Bitcoin is not meeting its objective as a medium of exchange because the currency is simply too volatile. After periods where the currency enjoyed rapid appreciation, it has experienced bear markets, dropping 93% in 2010-11 and 84% in 2013-15. Since 2012, the price of bitcoin has moved an average of 3% a day, and more than 10% on 5% of those days. In that period, gold moved an average 0.7% a day and the dollar 0.3% against a basket of currencies. This level of volatility makes bitcoin a poor medium of exchange because the financial system wants the value of money to stay roughly the same over time. To illustrate, imagine you borrowed 30 bitcoins from a family member at the end of 2016 when, according to coindesk.com, one bitcoin was trading at $968.23 (a $29,000 obligation). With bitcoin now trading in the $16,000-$17,000 range, you would owe about $500,000!
There are also problems with processing transactions. Recently, the popular video-game marketplace Steam stopped taking bitcoin not only due to price volatility, but elevated fees that are now close to $20 per transaction. Further, the time to process a transaction has increased to minutes. Today, there are about 337,000 Bitcoin transactions a day per blockchain.info. While this sounds impressive, it is peanuts compared to the 468 million per day processed by Visa in the third quarter of 2017.

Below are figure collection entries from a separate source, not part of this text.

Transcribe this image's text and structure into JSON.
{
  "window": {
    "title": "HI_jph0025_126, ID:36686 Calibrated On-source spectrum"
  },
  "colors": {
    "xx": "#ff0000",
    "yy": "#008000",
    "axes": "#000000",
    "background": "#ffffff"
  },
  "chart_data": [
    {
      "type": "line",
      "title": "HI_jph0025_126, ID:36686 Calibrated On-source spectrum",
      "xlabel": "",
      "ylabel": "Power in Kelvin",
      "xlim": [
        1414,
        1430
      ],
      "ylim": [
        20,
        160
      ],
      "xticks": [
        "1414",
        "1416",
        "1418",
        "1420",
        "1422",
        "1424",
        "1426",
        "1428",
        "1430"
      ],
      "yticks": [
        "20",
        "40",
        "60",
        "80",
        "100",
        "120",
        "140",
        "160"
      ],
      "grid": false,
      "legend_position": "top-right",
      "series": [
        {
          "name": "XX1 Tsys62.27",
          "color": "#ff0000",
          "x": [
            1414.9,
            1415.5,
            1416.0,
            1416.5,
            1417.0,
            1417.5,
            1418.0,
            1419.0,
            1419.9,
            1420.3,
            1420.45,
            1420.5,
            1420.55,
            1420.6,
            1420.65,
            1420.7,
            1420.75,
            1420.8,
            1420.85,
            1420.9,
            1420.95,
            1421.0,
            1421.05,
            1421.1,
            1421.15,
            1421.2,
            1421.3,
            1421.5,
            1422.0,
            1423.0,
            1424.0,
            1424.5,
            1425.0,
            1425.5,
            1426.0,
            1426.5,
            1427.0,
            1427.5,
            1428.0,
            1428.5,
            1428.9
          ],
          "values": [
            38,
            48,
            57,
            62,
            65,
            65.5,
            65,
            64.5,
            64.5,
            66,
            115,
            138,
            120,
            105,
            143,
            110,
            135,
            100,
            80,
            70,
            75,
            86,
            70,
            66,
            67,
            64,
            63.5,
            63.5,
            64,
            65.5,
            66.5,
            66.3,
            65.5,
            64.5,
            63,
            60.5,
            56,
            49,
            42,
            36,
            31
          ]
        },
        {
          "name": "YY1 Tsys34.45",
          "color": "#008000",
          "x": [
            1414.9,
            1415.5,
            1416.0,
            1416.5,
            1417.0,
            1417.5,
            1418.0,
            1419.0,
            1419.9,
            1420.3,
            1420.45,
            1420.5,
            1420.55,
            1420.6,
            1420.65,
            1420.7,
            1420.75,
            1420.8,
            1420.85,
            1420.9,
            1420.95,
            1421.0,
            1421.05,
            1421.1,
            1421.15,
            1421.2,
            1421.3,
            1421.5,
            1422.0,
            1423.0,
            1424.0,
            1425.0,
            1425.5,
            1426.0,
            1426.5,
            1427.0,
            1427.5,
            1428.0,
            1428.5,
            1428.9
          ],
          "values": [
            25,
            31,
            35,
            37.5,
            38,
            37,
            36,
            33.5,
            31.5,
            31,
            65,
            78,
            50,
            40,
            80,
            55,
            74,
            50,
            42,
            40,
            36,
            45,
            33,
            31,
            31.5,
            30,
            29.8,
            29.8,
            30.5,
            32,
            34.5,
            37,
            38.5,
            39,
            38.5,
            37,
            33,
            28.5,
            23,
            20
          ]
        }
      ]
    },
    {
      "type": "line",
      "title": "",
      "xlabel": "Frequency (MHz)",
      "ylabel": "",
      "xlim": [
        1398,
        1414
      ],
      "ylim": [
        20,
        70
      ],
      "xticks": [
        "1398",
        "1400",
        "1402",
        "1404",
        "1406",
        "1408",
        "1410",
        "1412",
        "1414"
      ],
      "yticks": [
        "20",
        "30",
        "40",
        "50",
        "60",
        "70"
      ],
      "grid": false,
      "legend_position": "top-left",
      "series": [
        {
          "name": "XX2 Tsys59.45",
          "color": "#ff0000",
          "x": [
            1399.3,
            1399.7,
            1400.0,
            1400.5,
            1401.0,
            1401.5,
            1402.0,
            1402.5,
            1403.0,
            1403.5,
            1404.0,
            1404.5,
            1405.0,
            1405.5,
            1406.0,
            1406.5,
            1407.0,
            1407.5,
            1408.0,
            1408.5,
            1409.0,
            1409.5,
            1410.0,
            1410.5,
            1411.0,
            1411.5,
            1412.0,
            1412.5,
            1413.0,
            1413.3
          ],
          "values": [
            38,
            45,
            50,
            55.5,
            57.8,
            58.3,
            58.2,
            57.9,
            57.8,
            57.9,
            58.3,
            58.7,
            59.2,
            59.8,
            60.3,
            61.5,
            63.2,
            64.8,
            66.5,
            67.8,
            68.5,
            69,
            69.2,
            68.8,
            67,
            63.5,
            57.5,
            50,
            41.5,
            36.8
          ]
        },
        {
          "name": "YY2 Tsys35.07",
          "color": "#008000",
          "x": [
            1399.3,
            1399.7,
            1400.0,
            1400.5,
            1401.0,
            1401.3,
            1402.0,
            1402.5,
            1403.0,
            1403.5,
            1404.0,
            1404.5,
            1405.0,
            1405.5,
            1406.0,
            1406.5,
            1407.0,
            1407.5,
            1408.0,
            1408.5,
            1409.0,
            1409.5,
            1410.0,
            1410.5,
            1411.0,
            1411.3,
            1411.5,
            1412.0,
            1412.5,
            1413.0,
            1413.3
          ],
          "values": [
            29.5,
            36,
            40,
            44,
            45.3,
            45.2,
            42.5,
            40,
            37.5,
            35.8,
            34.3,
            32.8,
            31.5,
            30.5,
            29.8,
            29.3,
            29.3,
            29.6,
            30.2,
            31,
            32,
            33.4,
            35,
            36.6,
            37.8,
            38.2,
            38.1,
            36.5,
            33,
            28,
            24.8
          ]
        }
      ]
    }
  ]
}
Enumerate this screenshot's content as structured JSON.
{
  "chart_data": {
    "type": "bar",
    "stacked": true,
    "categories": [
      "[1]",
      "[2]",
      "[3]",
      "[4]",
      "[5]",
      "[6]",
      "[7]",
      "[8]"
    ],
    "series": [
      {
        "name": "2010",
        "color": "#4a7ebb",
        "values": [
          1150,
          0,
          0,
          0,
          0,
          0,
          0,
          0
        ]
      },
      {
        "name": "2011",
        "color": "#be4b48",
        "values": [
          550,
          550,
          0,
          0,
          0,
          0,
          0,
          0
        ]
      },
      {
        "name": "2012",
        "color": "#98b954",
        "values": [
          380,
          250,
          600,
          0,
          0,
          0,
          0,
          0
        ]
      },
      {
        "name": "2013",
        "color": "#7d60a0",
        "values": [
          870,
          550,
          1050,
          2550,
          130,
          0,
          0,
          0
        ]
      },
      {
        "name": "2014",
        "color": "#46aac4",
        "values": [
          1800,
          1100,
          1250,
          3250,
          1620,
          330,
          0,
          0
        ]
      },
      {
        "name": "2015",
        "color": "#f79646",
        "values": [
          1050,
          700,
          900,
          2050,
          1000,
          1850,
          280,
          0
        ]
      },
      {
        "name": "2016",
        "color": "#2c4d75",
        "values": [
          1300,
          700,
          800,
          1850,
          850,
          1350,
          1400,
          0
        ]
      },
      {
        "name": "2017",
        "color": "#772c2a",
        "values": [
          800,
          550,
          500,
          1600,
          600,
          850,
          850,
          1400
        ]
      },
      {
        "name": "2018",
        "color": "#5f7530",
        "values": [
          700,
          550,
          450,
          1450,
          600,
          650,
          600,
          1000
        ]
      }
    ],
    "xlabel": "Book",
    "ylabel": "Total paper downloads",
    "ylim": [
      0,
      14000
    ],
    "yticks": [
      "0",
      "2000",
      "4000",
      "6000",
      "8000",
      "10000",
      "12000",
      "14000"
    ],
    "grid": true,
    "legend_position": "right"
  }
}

There is a better argument for Bitcoin as a store of value, akin to gold. However, gold has built its reputation over thousands of years while most people have never even heard of Bitcoin. Further, Bitcoin will have to fend off new competition as money is pouring into the creation of new cryptocurrencies. Initial coin offerings, a cross between a traditional initial public offering and crowdfunding where new digital currency is offered for dollars, has surged past the $4 billion mark after recording just $225 million in 2016, according to data provider Autonomous Research. Given the highly competitive nature of technology, will Bitcoin be able to sustain its #1 position, or will it become an also-ran like myspace.com in social media?
There are parallels between the tulip bulb bubble and Bitcoin. The very nature of Bitcoin’s limited supply is attracting people who are hoarding the currency like the bulb buyers. Last year, China made up the bulk of trading in Bitcoin before its government clamped down. However, according to research firm CryptoCompare, by November 2017, nearly 80% of Bitcoin trading activity was coming from Japan, South Korea, and Vietnam. U.S. investors are now pouring in; perhaps we are now the “unenlightened foreigners?”
It is impossible to predict when the Bitcoin bubble will burst but there are many risk factors that could trigger a selloff. Government regulation is slow to catch up to rapidly changing technology, but it would be easy for countries to ban the convertibility of Bitcoin or any digital currency into their own. Grounds for doing so are easy, as the currency has a history of transactions with criminals and other shady characters. Bitcoin is subject to hackers, malware, and operational glitches. According to Wikipedia, there have been 19 thefts and exchange shutdowns since the creation of Bitcoin. There is no insurance like the FDIC provides on your bank account and no fraud protection as the permanent nature of Bitcoin transactions is comparable to using cash.
If you gave me a choice between bitcoin and tulips, I really like the Flaming Flag Triumph tulip, available for $6.00 from Tulipworld.com.